Zahler: Yeah, and that’s ... did Paul Schrader write that?

Yes. 

Zahler: And then he wrote Taxi Driver. Rolling Thunder would probably be classified as exploitation, whereas Taxi Driver would not, and actually there’s a lot more stuff to potentially take offense over in Taxi Driver, which I think is a terrific movie and one of the best movies ever made. But, yeah, it’ll hang out in that world. When I was talking about this movie before I wrote it, I wanted to do basically kind of a manly movie in a Death WishFirst Blood vein, something that would hang out with those. It gets a little bit more bizarre than those pictures do, but it’s hanging out there, and I enjoy Rolling Thunder so I’m happy to add that.

Vaughn: Like the songs he writes, that are in the movie, like the O’Jays… [Zahler wrote some of the original songs in the film, which were performed by classic R&B group the O’Jays]

I saw that in the credits and it kind of blew my mind.

Vaughn: The stand alones are beautiful songs. I think as much as he dives into the music in composing those, you do that with the characters, you do that with the way the fight sequences are shot.

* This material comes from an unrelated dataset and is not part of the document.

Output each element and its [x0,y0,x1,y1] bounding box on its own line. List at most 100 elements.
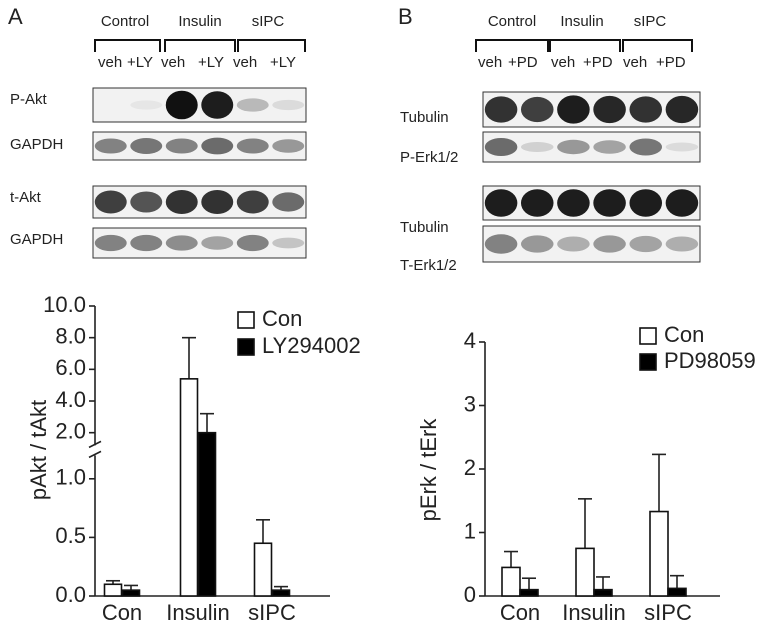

We actually see the fights as the actors are doing it. I just think that it’s unique that someone brings all of those different elements and combines them.

Having a hand in almost every aspect of a film is an approach you don’t see very often these days.

Zahler: Yeah. It’s enjoyable for me. It’s certainly thrilling to have the O’Jays sing the first soul song I ever wrote.

Brawl in Cell Block 99 hits theaters this weekend.